Y mamá bajaba de su estudio atropellándose con las piernas, el perro, la alfombra.
Tampoco veo el antiguo reloj de madera de cedro y péndulo de bronce. Me extraña que mamá no lo haya traído acá. Ella le daba cuerda todas las noches en Olivos. Los gong retumbaban por la casa a cada hora. Dejó de andar un día, de repente, como si se hubiera cansado. Mirta le siguió pasando el plumero, con veneración, como si se tratara de una reliquia. Pero se olvidaba de los techos de la cocina, sobre todo en verano, cuando se amontonaban las telarañas. Papá las señalaba con espanto como si viera un muerto.
—Mirta, podría pasar por favor un plumero antes de que vuelva mi marido —decía mamá como pidiéndole permiso. Y Mirta arremetía con un plumero de mango largo con visible malhumor:
—Veneno tiene que poner, señora Elena.
—¿A quién?
—preguntó mamá. Mirta se rió. Mamá no.
Tu risa, mamá, nos hubiera salvado.
Entre los libros de la biblioteca, que son muchos pero, calculo, bastante menos de la mitad de los que mamá tenía en la casa, hay fotos, casi todas sin enmarcar. En la mayoría está Boris. Algunas veces echado sobre la alfombra, otras corriendo por el jardín, las orejas al viento. En otras, mamá, de joven, en otras, yo, de chica. Parecen suspender el tiempo. Mamá no envejece, yo no me vuelvo adulta, Boris sigue junto con las cosas, los muebles de siempre. Tagesreste. “La fotografía es una pequeña muerte”, dice Barthes. Una esquirla de la realidad. En cambio para mamá olvidar es un alivio. Le permite vivir en un mundo evanescente, apenas sombreado en lápiz.

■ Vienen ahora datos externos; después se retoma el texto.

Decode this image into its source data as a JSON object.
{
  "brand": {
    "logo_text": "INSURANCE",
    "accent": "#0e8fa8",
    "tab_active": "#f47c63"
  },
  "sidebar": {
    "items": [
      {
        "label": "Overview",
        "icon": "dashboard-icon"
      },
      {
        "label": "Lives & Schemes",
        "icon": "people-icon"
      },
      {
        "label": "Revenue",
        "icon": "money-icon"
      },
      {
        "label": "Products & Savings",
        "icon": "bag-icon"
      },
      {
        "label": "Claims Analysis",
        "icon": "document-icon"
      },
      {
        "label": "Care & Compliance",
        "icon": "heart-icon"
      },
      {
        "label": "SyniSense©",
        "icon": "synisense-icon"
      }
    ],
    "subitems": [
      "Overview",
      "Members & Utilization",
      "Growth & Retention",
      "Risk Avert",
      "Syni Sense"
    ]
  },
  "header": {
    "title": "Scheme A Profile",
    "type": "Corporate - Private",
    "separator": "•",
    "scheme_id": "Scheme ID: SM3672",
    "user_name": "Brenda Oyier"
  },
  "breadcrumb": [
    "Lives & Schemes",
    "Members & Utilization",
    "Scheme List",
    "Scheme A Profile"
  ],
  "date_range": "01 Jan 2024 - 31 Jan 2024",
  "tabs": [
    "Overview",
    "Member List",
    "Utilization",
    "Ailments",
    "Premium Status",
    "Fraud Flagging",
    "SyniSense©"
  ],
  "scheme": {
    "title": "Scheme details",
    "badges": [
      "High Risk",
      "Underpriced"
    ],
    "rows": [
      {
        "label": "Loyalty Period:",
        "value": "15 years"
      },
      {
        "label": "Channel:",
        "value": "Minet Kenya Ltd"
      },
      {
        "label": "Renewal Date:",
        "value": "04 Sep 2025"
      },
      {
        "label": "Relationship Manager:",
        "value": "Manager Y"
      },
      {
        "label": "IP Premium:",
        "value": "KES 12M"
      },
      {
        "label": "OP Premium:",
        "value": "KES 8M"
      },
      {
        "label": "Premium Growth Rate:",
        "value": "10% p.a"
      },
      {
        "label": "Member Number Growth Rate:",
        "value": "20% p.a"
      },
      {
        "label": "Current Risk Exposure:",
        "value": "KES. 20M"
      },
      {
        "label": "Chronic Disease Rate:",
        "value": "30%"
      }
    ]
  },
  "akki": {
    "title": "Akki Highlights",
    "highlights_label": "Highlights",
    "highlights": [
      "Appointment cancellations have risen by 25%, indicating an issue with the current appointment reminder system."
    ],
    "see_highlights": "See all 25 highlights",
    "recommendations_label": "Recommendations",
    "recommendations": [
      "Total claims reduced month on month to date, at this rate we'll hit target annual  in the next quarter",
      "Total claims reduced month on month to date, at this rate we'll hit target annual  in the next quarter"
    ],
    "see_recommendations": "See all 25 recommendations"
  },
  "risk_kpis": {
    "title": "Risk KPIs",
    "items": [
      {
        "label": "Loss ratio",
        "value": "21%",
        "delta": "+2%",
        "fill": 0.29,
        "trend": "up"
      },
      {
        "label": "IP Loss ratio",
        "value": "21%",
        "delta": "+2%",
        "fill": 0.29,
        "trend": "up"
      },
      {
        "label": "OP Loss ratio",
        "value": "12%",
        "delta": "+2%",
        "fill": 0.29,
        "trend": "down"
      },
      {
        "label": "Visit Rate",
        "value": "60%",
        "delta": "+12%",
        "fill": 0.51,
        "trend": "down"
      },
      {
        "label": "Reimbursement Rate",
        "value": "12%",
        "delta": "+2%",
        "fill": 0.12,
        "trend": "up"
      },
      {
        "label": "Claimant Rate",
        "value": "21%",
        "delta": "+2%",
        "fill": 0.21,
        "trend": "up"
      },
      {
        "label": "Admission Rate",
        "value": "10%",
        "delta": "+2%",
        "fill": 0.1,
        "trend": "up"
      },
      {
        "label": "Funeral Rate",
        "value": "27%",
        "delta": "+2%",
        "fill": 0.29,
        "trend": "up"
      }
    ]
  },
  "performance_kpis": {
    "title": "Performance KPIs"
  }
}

Mirta emerge en el comedor como un espectro.
—Me asustó, Mirta. ¿Ya volvieron de la plaza?
—Sí, va a llover… Las otras las tiene la señora Elena —Señala con la cabeza el estante de la biblioteca—. En las que está usted. La señora Elena las tenía en la mesa de luz y las miraba todas las noches. Para no olvidarse.
Enfatiza el tono de reproche entrecerrando los ojos.
—Cómo se va a olvidar de mí, Mirta. Qué dice.
—Usted no sabe.
—No, no sé nada —protesto.
—Cuando la señora Elena supo que iba a perder la memoria, me dijo: ¿y si me olvido la cara de mi hija?
—¿Por qué no me dijeron?
Sin decir una palabra, Mirta se da vuelta y se va. La frase me retumba adentro. Olvidar mi cara. Me muerdo el dedo pulgar con tanta fuerza que me lastimo. Hundo la cara en el sillón de pana en el que de chica enterraba los mocos que sacaba de la nariz.